Changement de paradigme
La prise en charge d'enfants ainsi traumatisés nécessite « un changement de paradigme, de manière d'aborder nos métiers », témoigne la Pr Florence Askenazy, cheffe du service psychiatrie de l'enfant et de l'adolescent au CHU Lenval, à Nice. « Nous sommes confrontés à un état interne menacé non plus par ses fantasmes, mais par l'extérieur qui fait retour vers l'intérieur », explique la psychiatre.
En urgence et post-urgence (un mois après l'évènement) l'intervention consiste à soutenir les enfants et leurs parents, à les orienter, si besoin, vers des soins structurés, à évaluer le risque psychopathologique au cas par cas (et à le réévaluer ne serait-ce que par téléphone par la suite) et à leur fournir une information qu'ils peuvent conserver sur les ressources disponibles, explique le Pr Baubet.
Pour ce faire, l'alliance entre les professionnels de l'urgence psy et les pédopsychiatres est essentielle, insiste le responsable de CUMP ; et d'inviter les pédopsy à entrer dans les CUMP, tout en défendant la valorisation de ces participations.
Dispositif niçois, inédit en Europe
Une telle alliance semble avoir porté ses fruits à Nice, où une CUMP pédiatrique a été mise en place du 15 au 28 juillet.
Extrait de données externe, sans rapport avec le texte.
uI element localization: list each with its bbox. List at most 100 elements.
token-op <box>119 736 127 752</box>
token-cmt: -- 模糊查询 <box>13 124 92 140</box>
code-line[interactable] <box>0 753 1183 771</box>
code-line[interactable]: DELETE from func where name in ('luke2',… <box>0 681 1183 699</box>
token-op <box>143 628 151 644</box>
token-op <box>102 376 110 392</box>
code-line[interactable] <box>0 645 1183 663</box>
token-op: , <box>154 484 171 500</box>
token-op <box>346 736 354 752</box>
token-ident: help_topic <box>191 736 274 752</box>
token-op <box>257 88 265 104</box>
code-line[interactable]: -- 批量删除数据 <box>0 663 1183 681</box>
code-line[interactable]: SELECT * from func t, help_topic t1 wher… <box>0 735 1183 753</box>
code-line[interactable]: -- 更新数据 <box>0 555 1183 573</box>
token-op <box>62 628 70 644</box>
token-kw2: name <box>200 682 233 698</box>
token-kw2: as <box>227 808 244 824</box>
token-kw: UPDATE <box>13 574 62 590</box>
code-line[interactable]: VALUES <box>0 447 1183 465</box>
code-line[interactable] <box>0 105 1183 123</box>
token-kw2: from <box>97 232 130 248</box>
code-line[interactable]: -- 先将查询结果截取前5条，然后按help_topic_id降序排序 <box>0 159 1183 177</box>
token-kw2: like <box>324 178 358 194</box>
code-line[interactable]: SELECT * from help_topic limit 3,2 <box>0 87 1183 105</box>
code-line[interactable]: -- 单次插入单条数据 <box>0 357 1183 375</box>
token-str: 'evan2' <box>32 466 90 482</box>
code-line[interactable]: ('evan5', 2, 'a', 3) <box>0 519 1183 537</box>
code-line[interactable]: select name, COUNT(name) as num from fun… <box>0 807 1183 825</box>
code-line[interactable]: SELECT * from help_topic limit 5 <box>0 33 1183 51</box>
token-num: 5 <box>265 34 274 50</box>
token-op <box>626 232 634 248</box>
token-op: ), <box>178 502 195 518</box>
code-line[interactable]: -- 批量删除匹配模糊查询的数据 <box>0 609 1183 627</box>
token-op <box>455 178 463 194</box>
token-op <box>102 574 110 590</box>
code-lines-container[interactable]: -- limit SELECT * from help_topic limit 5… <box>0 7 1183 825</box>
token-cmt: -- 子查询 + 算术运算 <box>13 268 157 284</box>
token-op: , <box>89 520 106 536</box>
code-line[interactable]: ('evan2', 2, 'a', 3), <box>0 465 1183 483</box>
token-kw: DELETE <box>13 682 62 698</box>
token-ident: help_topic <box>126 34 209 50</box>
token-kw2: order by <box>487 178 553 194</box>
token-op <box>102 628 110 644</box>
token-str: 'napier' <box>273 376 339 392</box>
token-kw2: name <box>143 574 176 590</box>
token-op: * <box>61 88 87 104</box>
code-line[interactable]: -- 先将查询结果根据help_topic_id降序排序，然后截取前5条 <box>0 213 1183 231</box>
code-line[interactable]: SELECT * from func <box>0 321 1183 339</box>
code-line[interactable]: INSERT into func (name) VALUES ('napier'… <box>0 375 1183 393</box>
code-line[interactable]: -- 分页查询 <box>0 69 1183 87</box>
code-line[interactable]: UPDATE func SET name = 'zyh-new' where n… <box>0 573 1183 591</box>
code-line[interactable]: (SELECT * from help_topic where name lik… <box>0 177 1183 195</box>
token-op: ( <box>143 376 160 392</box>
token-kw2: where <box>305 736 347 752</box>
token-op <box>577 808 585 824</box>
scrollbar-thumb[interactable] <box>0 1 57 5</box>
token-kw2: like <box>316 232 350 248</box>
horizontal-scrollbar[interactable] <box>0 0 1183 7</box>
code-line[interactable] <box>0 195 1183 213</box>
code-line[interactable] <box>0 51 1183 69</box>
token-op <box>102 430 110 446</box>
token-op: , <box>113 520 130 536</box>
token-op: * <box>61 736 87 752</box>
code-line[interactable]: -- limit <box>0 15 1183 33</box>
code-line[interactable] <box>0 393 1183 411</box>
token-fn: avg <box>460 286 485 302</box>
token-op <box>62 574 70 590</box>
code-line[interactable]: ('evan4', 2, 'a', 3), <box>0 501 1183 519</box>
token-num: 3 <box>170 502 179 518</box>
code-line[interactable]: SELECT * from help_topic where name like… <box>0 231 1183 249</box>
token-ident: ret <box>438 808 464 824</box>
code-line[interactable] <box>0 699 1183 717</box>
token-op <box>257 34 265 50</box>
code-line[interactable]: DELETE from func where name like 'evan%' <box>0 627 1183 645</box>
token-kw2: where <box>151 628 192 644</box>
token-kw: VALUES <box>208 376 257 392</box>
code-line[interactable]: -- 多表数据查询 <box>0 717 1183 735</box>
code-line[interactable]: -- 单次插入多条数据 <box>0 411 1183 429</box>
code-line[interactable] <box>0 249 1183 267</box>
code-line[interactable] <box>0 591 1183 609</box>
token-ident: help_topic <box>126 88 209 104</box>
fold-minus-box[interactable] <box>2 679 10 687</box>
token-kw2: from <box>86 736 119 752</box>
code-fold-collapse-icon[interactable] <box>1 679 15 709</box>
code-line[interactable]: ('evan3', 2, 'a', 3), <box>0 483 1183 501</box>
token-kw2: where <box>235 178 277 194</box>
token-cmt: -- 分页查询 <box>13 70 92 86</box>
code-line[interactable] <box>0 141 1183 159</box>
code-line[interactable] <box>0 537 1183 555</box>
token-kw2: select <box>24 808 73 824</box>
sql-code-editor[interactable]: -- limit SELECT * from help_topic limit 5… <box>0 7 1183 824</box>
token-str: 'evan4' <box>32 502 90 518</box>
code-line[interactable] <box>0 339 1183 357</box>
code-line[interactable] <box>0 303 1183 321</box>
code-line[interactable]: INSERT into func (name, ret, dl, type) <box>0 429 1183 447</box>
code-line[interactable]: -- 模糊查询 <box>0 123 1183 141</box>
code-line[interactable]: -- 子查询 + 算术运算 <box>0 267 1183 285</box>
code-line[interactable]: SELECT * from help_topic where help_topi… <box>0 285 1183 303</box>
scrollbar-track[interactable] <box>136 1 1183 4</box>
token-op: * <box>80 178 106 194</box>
Ce dispositif inédit en Europe, selon la Pr Askenazy, a mobilisé 227 soignants dont 51 pédopsychiatres et reçu 708 victimes dont 382 enfants (âgés pour la plupart de 6 à 8 ans) et des familles entières. En outre, 14 soignants ont été reçus par la CUMP, puis 81 en groupes de debriefing - car beaucoup de jeunes infirmiers se sont retrouvés aux avant-postes de l'accueil des victimes au CHU Lenval, sis sur la promenade des Anglais, le soir du 14 juillet. Et plus de 50 consultations ont été menées par une équipe de liaison dans les services.
« Les liens fondamentaux, la parentalité, ont été attaqués à Nice » témoigne le Pr Askenazy qui craint que les données de la littérature ne se vérifient, à savoir que le risque de développer des troubles psychopathologiques chroniques les 2 ou 3 ans suivant l'attentat augmente de 30 à 40 %. Depuis le 14 juillet, 1 000 jeunes ont été reçus, au cours de plus de 2 200 consultations, a-t-elle précisé.
Ultime et cruciale question : comment structurer l'aval, alors que le nombre de pédopsychiatres a diminué de moitié en 10 ans ? Le Pr Baubet plaide pour des centres de ressources, experts, à l'échelon départemental, qui soient tête de pont de réseau, centres de recherche, et qui puissent fournir un accompagnement à une victime en mal de suivi, le temps d'être réorientée. Le Pr Jean-Philippe Raynaud, chef du service de psychiatrie de l'enfant et de l'adolescent à La Grave (Toulouse) appelle à renforcer, conjointement, le droit commun (CMPP, CMP, école, milieu associatif). De l'accompagnement des victimes de l'explosion de l'usine AZF au cours des 15 dernières années, il retire comme première leçon la nécessité de « collaborer et d'être solidaires ». « Depuis, on s'entraîne, dans des exercices grandeur nature », a-t-il expliqué. « On collabore avec les CUMP pour former les professionnels des CMP pour qu'ils se tiennent près », a-t-il insisté.
*Un cycle de trois tables rondes a été mis en place : la première en décembre a abordé la prise en charge des traumatismes, la troisième en mars portera sur l'offre de soins psy.